To protect yourself, here are 9 tips.

  1. Use smartphone apps such as a mobile wallet to pay electronically or Keyring to store your reward cards.
  2. Create a list of the documents in your wallet and organized by category, such as credit cards. Using a word processing program makes it easy to update the list as items are added and deleted. Include the name of the issuer, account number, contact info and expiration date, if applicable. Keep a copy in a secure location at home, another in your safe deposit box and give one to someone you completely trust.
  3. Photocopy or scan the documents, front and back, and refer to #2 about safekeeping.
  4. Remember to add new items and delete unwanted ones in whatever system you use. Distribute as necessary as stated in #2.
  5. Ladies often leave handbags unattended in shopping carts or hung out of sight on the backs of restaurant chairs. Either keep your bag with you or keep an eye on it at all times.
  6. During the summer months we spend more time outdoors. We’re more relaxed and perhaps less guarded when down the shore or picnicking in the park. Pay attention to your personal belongings at all times.
  7. Be sure there is adequate security protection for whatever method you choose.
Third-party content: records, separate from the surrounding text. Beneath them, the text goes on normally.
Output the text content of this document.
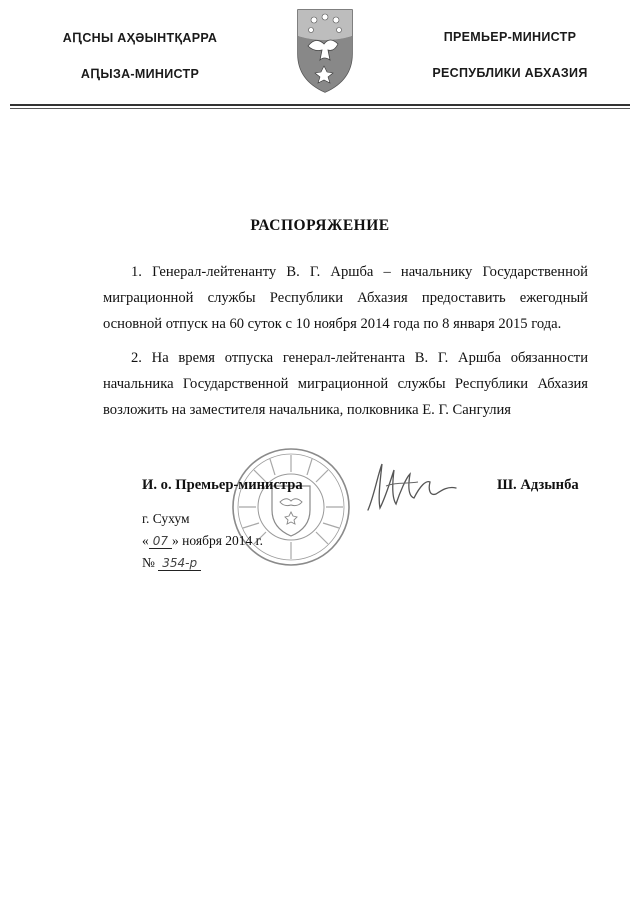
АԤСНЫ АҲӘЫНТҚАРРА
АԤЫЗА-МИНИСТР
ПРЕМЬЕР-МИНИСТР
РЕСПУБЛИКИ АБХАЗИЯ
РАСПОРЯЖЕНИЕ

1. Генерал-лейтенанту В. Г. Аршба – начальнику Государственной миграционной службы Республики Абхазия предоставить ежегодный основной отпуск на 60 суток с 10 ноября 2014 года по 8 января 2015 года.

2. На время отпуска генерал-лейтенанта В. Г. Аршба обязанности начальника Государственной миграционной службы Республики Абхазия возложить на заместителя начальника, полковника Е. Г. Сангулия

И. о. Премьер-министра	Ш. Адзынба
г. Сухум
« 07 » ноября 2014 г.
№ 354-р
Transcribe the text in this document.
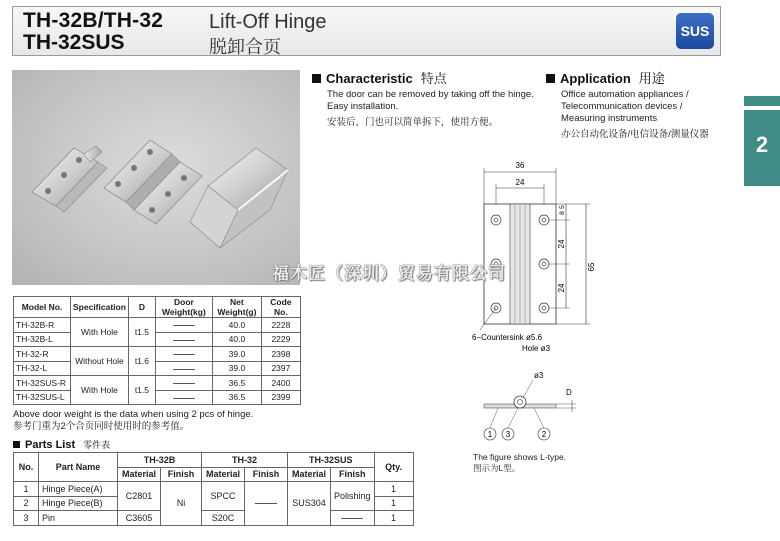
TH-32B/TH-32
TH-32SUS
Lift-Off Hinge
脱卸合页
SUS
2
Characteristic 特点
The door can be removed by taking off the hinge.
Easy installation.
安装后，门也可以简单拆下，使用方便。
Application 用途
Office automation appliances /
Telecommunication devices /
Measuring instruments
办公自动化设备/电信设备/测量仪器
36
24
65
8
5
24
24
6−Countersink ø5.6
Hole ø3
ø3
D
1 3	2
The figure shows L-type.
图示为L型。
Model No.	Specification	D	Door Weight(kg)	Net Weight(g)	Code No.
TH-32B-R	With Hole	t1.5		40.0	2228
TH-32B-L				40.0	2229
TH-32-R	Without Hole	t1.6		39.0	2398
TH-32-L				39.0	2397
TH-32SUS-R	With Hole	t1.5		36.5	2400
TH-32SUS-L				36.5	2399
Above door weight is the data when using 2 pcs of hinge.
参考门重为2个合页同时使用时的参考值。
Parts List 零件表
No.	Part Name	TH-32B		TH-32		TH-32SUS		Qty.
		Material	Finish	Material	Finish	Material	Finish	
1	Hinge Piece(A)	C2801	Ni	SPCC		SUS304	Polishing	1
2	Hinge Piece(B)							1
3	Pin	C3605		S20C				1
福木匠（深圳）贸易有限公司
  8. Security experts recommend keeping your social security card in a safe deposit box with other important documents, not in your wallet. (Has anyone ever asked to see it?)
  9. This is a perfect time to remove rarely used cards and accumulated clutter.

If you think any of these options is too much trouble, ask yourself how much trouble it would be if your wallet were lost or stolen and you didn’t know its contents or the contact info. The payoff is having readily accessible information so you can take immediate action. We don’t intend to create opportunities for theft. But, if it happens, your record will be a vital resource. How thrilled would you be that you took time to protect yourself?